Montesquieu wrote:
However, there was no need in the ref's judgment for the O'Hara play to be reviewed. She was in excellent position, about ten yards away (if memory serves), and she saw the ball hit O'Hara's hand. She has the final judgment. VAR cannot overrule her, it can only assist her. She clearly did not think she needed any assistance; the situation was a common one, one that she had unquestionably seen many times. In 2014 she was ranked as the second best woman ref in the world; in 2015 she was ranked the best ref in the world; she refereed four games in the 2015 World Cup, including the final.
Exactly right.
Rojo, this comes down to experience with the game. I know I've had reactions similar to yours when watching sports with which I'm less familiar, like American football. A bunch of my friends will jump up and immediately recognize something should be called, and it takes three replays for me to see what they're talking about. When you know a game as well as an elite ref, everything you've seen is a variation on what you've seen before, and the brain can instantly categorize it into one of those boxes.
It's the same for players. Sometimes you an intricate set of passes looks astonishing to someone who doesn't play, but that's because those players aren't holding the position of each player in their head and calculating exactly where they can go; they're thinking in terms of broad patterns. When a number of players respond quickly to the patterns they see, it can look like it's choreographed, but it's not. Chess is another example. Expert (or even average) players can play games in their head and remember perfectly the position of every piece, but if you scatter the pieces randomly on the board, they're no better than a non player at remembering their positions because it's just a ton of data, rather than a handful of larger patterns that they've seen a million times.

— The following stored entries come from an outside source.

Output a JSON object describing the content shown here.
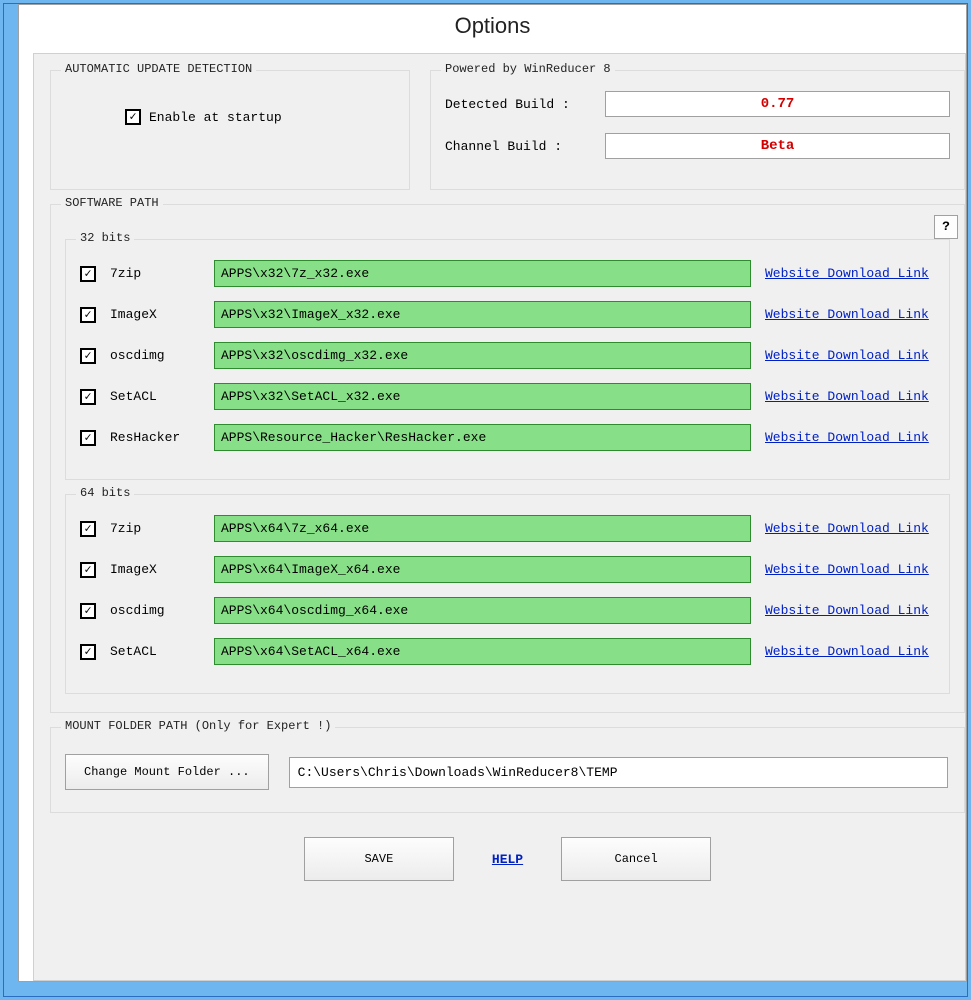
{
  "window": {
    "title": "Options"
  },
  "auto_update": {
    "legend": "AUTOMATIC UPDATE DETECTION",
    "enable_label": "Enable at startup",
    "enable_checked": "✓"
  },
  "powered": {
    "legend": "Powered by WinReducer 8",
    "detected_label": "Detected Build :",
    "detected_value": "0.77",
    "channel_label": "Channel Build :",
    "channel_value": "Beta"
  },
  "software": {
    "legend": "SOFTWARE PATH",
    "help": "?",
    "link_text": "Website Download Link",
    "bits32": {
      "legend": "32 bits",
      "rows": [
        {
          "name": "7zip",
          "path": "APPS\\x32\\7z_x32.exe"
        },
        {
          "name": "ImageX",
          "path": "APPS\\x32\\ImageX_x32.exe"
        },
        {
          "name": "oscdimg",
          "path": "APPS\\x32\\oscdimg_x32.exe"
        },
        {
          "name": "SetACL",
          "path": "APPS\\x32\\SetACL_x32.exe"
        },
        {
          "name": "ResHacker",
          "path": "APPS\\Resource_Hacker\\ResHacker.exe"
        }
      ]
    },
    "bits64": {
      "legend": "64 bits",
      "rows": [
        {
          "name": "7zip",
          "path": "APPS\\x64\\7z_x64.exe"
        },
        {
          "name": "ImageX",
          "path": "APPS\\x64\\ImageX_x64.exe"
        },
        {
          "name": "oscdimg",
          "path": "APPS\\x64\\oscdimg_x64.exe"
        },
        {
          "name": "SetACL",
          "path": "APPS\\x64\\SetACL_x64.exe"
        }
      ]
    }
  },
  "mount": {
    "legend": "MOUNT FOLDER PATH (Only for Expert !)",
    "button": "Change Mount Folder ...",
    "path": "C:\\Users\\Chris\\Downloads\\WinReducer8\\TEMP"
  },
  "buttons": {
    "save": "SAVE",
    "help": "HELP",
    "cancel": "Cancel"
  },
  "check_glyph": "✓"
}
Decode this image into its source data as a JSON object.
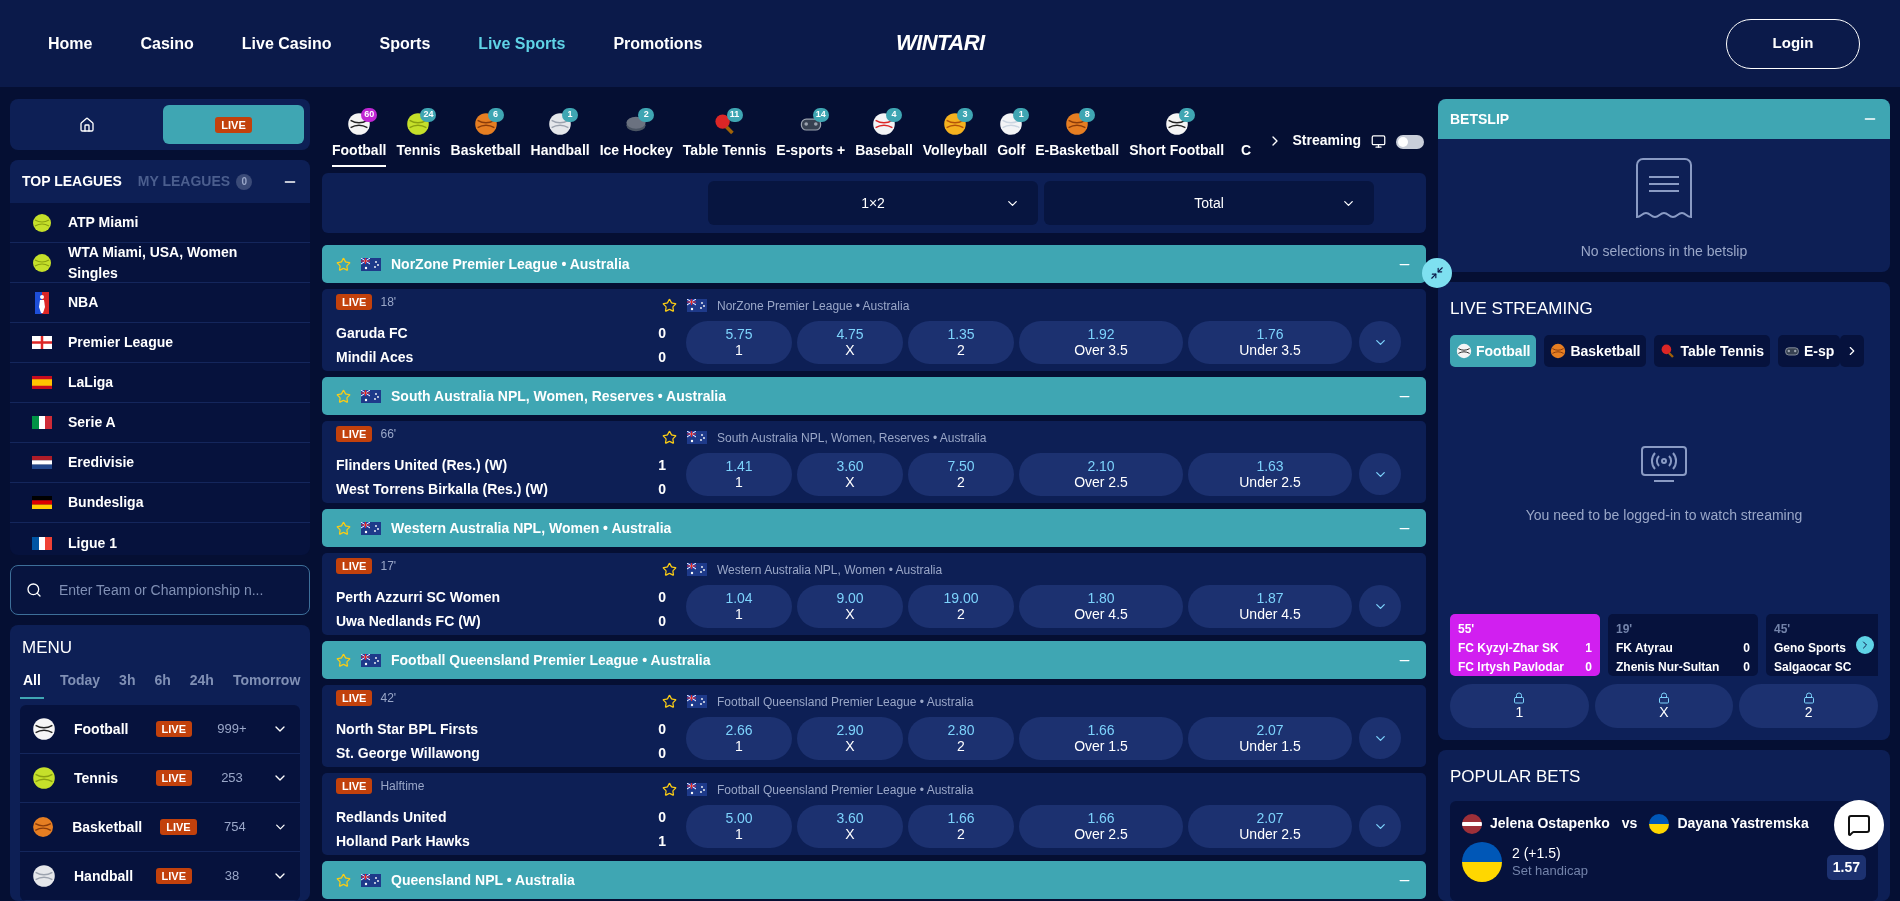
{
  "nav": {
    "items": [
      {
        "label": "Home",
        "selected": false
      },
      {
        "label": "Casino",
        "selected": false
      },
      {
        "label": "Live Casino",
        "selected": false
      },
      {
        "label": "Sports",
        "selected": false
      },
      {
        "label": "Live Sports",
        "selected": true
      },
      {
        "label": "Promotions",
        "selected": false
      }
    ],
    "logo": "WINTARI",
    "login": "Login"
  },
  "sidebar": {
    "view_tabs": [
      {
        "kind": "home",
        "selected": false
      },
      {
        "kind": "live",
        "label": "LIVE",
        "selected": true
      }
    ],
    "league_tabs": [
      {
        "label": "TOP LEAGUES",
        "selected": true
      },
      {
        "label": "MY LEAGUES",
        "count": "0",
        "selected": false
      }
    ],
    "top_leagues": [
      {
        "name": "ATP Miami",
        "kind": "tennis"
      },
      {
        "name": "WTA Miami, USA, Women Singles",
        "kind": "tennis"
      },
      {
        "name": "NBA",
        "kind": "nba"
      },
      {
        "name": "Premier League",
        "kind": "eng"
      },
      {
        "name": "LaLiga",
        "kind": "es"
      },
      {
        "name": "Serie A",
        "kind": "it"
      },
      {
        "name": "Eredivisie",
        "kind": "nl"
      },
      {
        "name": "Bundesliga",
        "kind": "de"
      },
      {
        "name": "Ligue 1",
        "kind": "fr"
      }
    ],
    "search": {
      "placeholder": "Enter Team or Championship n..."
    },
    "menu": {
      "title": "MENU",
      "filters": [
        {
          "label": "All",
          "selected": true
        },
        {
          "label": "Today",
          "selected": false
        },
        {
          "label": "3h",
          "selected": false
        },
        {
          "label": "6h",
          "selected": false
        },
        {
          "label": "24h",
          "selected": false
        },
        {
          "label": "Tomorrow",
          "selected": false
        }
      ],
      "sports": [
        {
          "name": "Football",
          "kind": "football",
          "badge": "LIVE",
          "count": "999+"
        },
        {
          "name": "Tennis",
          "kind": "tennis",
          "badge": "LIVE",
          "count": "253"
        },
        {
          "name": "Basketball",
          "kind": "basketball",
          "badge": "LIVE",
          "count": "754"
        },
        {
          "name": "Handball",
          "kind": "handball",
          "badge": "LIVE",
          "count": "38"
        }
      ]
    }
  },
  "sports_bar": {
    "items": [
      {
        "name": "Football",
        "kind": "football",
        "count": "60",
        "selected": true
      },
      {
        "name": "Tennis",
        "kind": "tennis",
        "count": "24",
        "selected": false
      },
      {
        "name": "Basketball",
        "kind": "basketball",
        "count": "6",
        "selected": false
      },
      {
        "name": "Handball",
        "kind": "handball",
        "count": "1",
        "selected": false
      },
      {
        "name": "Ice Hockey",
        "kind": "hockey",
        "count": "2",
        "selected": false
      },
      {
        "name": "Table Tennis",
        "kind": "tabletennis",
        "count": "11",
        "selected": false
      },
      {
        "name": "E-sports +",
        "kind": "esports",
        "count": "14",
        "selected": false
      },
      {
        "name": "Baseball",
        "kind": "baseball",
        "count": "4",
        "selected": false
      },
      {
        "name": "Volleyball",
        "kind": "volleyball",
        "count": "3",
        "selected": false
      },
      {
        "name": "Golf",
        "kind": "golf",
        "count": "1",
        "selected": false
      },
      {
        "name": "E-Basketball",
        "kind": "basketball",
        "count": "8",
        "selected": false
      },
      {
        "name": "Short Football",
        "kind": "football",
        "count": "2",
        "selected": false
      },
      {
        "name": "C",
        "kind": "none",
        "selected": false
      }
    ],
    "streaming_label": "Streaming",
    "streaming_on": false
  },
  "markets": [
    "1×2",
    "Total"
  ],
  "groups": [
    {
      "title": "NorZone Premier League • Australia",
      "matches": [
        {
          "status": "LIVE",
          "time": "18'",
          "league": "NorZone Premier League • Australia",
          "home": "Garuda FC",
          "away": "Mindil Aces",
          "home_score": "0",
          "away_score": "0",
          "odds": [
            {
              "value": "5.75",
              "label": "1"
            },
            {
              "value": "4.75",
              "label": "X"
            },
            {
              "value": "1.35",
              "label": "2"
            },
            {
              "value": "1.92",
              "label": "Over 3.5"
            },
            {
              "value": "1.76",
              "label": "Under 3.5"
            }
          ]
        }
      ]
    },
    {
      "title": "South Australia NPL, Women, Reserves • Australia",
      "matches": [
        {
          "status": "LIVE",
          "time": "66'",
          "league": "South Australia NPL, Women, Reserves • Australia",
          "home": "Flinders United (Res.) (W)",
          "away": "West Torrens Birkalla (Res.) (W)",
          "home_score": "1",
          "away_score": "0",
          "odds": [
            {
              "value": "1.41",
              "label": "1"
            },
            {
              "value": "3.60",
              "label": "X"
            },
            {
              "value": "7.50",
              "label": "2"
            },
            {
              "value": "2.10",
              "label": "Over 2.5"
            },
            {
              "value": "1.63",
              "label": "Under 2.5"
            }
          ]
        }
      ]
    },
    {
      "title": "Western Australia NPL, Women • Australia",
      "matches": [
        {
          "status": "LIVE",
          "time": "17'",
          "league": "Western Australia NPL, Women • Australia",
          "home": "Perth Azzurri SC Women",
          "away": "Uwa Nedlands FC (W)",
          "home_score": "0",
          "away_score": "0",
          "odds": [
            {
              "value": "1.04",
              "label": "1"
            },
            {
              "value": "9.00",
              "label": "X"
            },
            {
              "value": "19.00",
              "label": "2"
            },
            {
              "value": "1.80",
              "label": "Over 4.5"
            },
            {
              "value": "1.87",
              "label": "Under 4.5"
            }
          ]
        }
      ]
    },
    {
      "title": "Football Queensland Premier League • Australia",
      "matches": [
        {
          "status": "LIVE",
          "time": "42'",
          "league": "Football Queensland Premier League • Australia",
          "home": "North Star BPL Firsts",
          "away": "St. George Willawong",
          "home_score": "0",
          "away_score": "0",
          "odds": [
            {
              "value": "2.66",
              "label": "1"
            },
            {
              "value": "2.90",
              "label": "X"
            },
            {
              "value": "2.80",
              "label": "2"
            },
            {
              "value": "1.66",
              "label": "Over 1.5"
            },
            {
              "value": "2.07",
              "label": "Under 1.5"
            }
          ]
        },
        {
          "status": "LIVE",
          "time": "Halftime",
          "league": "Football Queensland Premier League • Australia",
          "home": "Redlands United",
          "away": "Holland Park Hawks",
          "home_score": "0",
          "away_score": "1",
          "odds": [
            {
              "value": "5.00",
              "label": "1"
            },
            {
              "value": "3.60",
              "label": "X"
            },
            {
              "value": "1.66",
              "label": "2"
            },
            {
              "value": "1.66",
              "label": "Over 2.5"
            },
            {
              "value": "2.07",
              "label": "Under 2.5"
            }
          ]
        }
      ]
    },
    {
      "title": "Queensland NPL • Australia"
    }
  ],
  "betslip": {
    "title": "BETSLIP",
    "empty": "No selections in the betslip"
  },
  "live_streaming": {
    "title": "LIVE STREAMING",
    "tabs": [
      {
        "label": "Football",
        "kind": "football",
        "selected": true
      },
      {
        "label": "Basketball",
        "kind": "basketball",
        "selected": false
      },
      {
        "label": "Table Tennis",
        "kind": "tabletennis",
        "selected": false
      },
      {
        "label": "E-sp",
        "kind": "esports",
        "selected": false
      }
    ],
    "message": "You need to be logged-in to watch streaming",
    "cards": [
      {
        "time": "55'",
        "home": "FC Kyzyl-Zhar SK",
        "away": "FC Irtysh Pavlodar",
        "home_score": "1",
        "away_score": "0",
        "selected": true
      },
      {
        "time": "19'",
        "home": "FK Atyrau",
        "away": "Zhenis Nur-Sultan",
        "home_score": "0",
        "away_score": "0",
        "selected": false
      },
      {
        "time": "45'",
        "home": "Geno Sports",
        "away": "Salgaocar SC",
        "selected": false
      }
    ],
    "outcomes": [
      "1",
      "X",
      "2"
    ]
  },
  "popular_bets": {
    "title": "POPULAR BETS",
    "player1": "Jelena Ostapenko",
    "vs": "vs",
    "player2": "Dayana Yastremska",
    "bet": "2 (+1.5)",
    "sub": "Set handicap",
    "odds": "1.57"
  }
}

The two calls are very different from a VAR perspective. The PSG handball required VAR because it was very fast, and the ref didn't get a good look. Watched live, even from the field, it probably looked like the ball went off the defender's back. But because of the defender's movement, there's no question it's a handball IF it touched his arm. VAR was necessary so the ref could be sure of what actually happened. With O'Hara, the ref knew what happened, and the question was how to interpret it. An inexperienced ref might have used VAR to stall so she could have decided how to interpret it, but that's not what VAR is for. This ref was experienced enough to decide instantly, reflexively that what happened was fine.